Recent experience suggests that this can be a difficult business. Freight rates have become very volatile, creating unpredictable earnings. The graph shows a monthly weighted average index of spot freight rates on the peak legs of the two largest mainlane trades, the Far East-Europe and the Transpacific. Long-term historical data is hard to come by but it is possible to estimate an index based on the data available at the time, including CCFI and SCFI indices. Last year the two trades accounted for 28m TEU of cargo, 17% of global box trade and a large slice of income for many major liner companies, for whom volumes carried on both a contract and spot basis are impacted by the rate environment in general.

Shipping in general is a cyclical business, but what is striking is the change in spot rate volatility pre and post credit crunch. The period between 1995 and 2007 saw two big dips and two clear peaks. In the much shorter period since the crash there has been huge volatility and already two clear peaks and three market troughs. That’s more cycles in the the last six years than in the previous twelve, not to mention the fact that the monthly index has moved within a band of $1,148 compared to $593 before 2008.

It Went Crunch

Pre-downturn freight seemed to follow longer cycles. Running capacity was linked to the size of the fleet and when demand was healthy (e.g. when Chinese exports boomed) liners benefitted and when it was weaker (e.g. the end of the dotcom bubble) or they had delivered too much capacity, then lower rates ensued.

Getting Very Bumpy

But in 2009 box trade declined by 9% whilst boxship fleet capacity grew by 6%, creating an almighty surplus and an imperative for lines to manage capacity to support rates, with sitting things through no longer an option. Initially idling slow steaming and redeployment of surplus capacity pushed rates back up, but by 2011 reactivated ca-pacity pushed rates way back down again.
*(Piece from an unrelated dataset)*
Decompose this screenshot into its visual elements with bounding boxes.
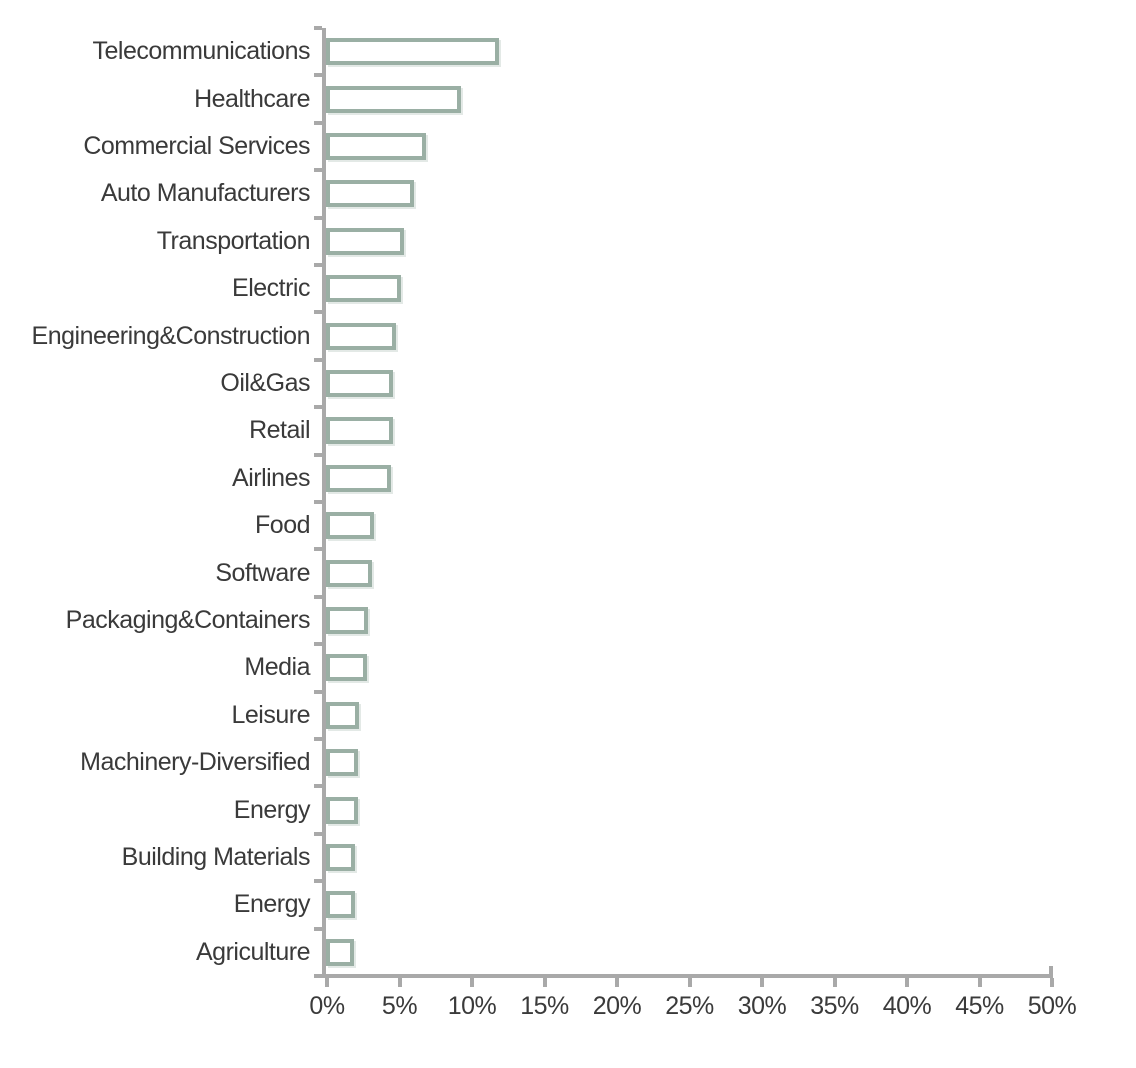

Since then volatility has reigned supreme and attempts to rein in capacity have been fighting a tide of supply pushing rates down, all the time with fuel costs at elevated levels. In 2012-13 the index peaked at $1,576, $1,341 and $1,257 before trending back down each time.
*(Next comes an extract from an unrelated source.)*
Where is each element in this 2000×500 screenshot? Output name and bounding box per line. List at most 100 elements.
So container freight has become spiky, and liner companies could do without the volatility. Whilst overcapacity remains (4% of the boxship fleet is still idle), maybe the message is to ignore the ups and downs and get on with business. Those who have focused on operating vessels efficiently and cutting costs look to be doing the best. If you’re stuck on the roller-coaster, hold on tight and keep your eyes open. Have a nice day.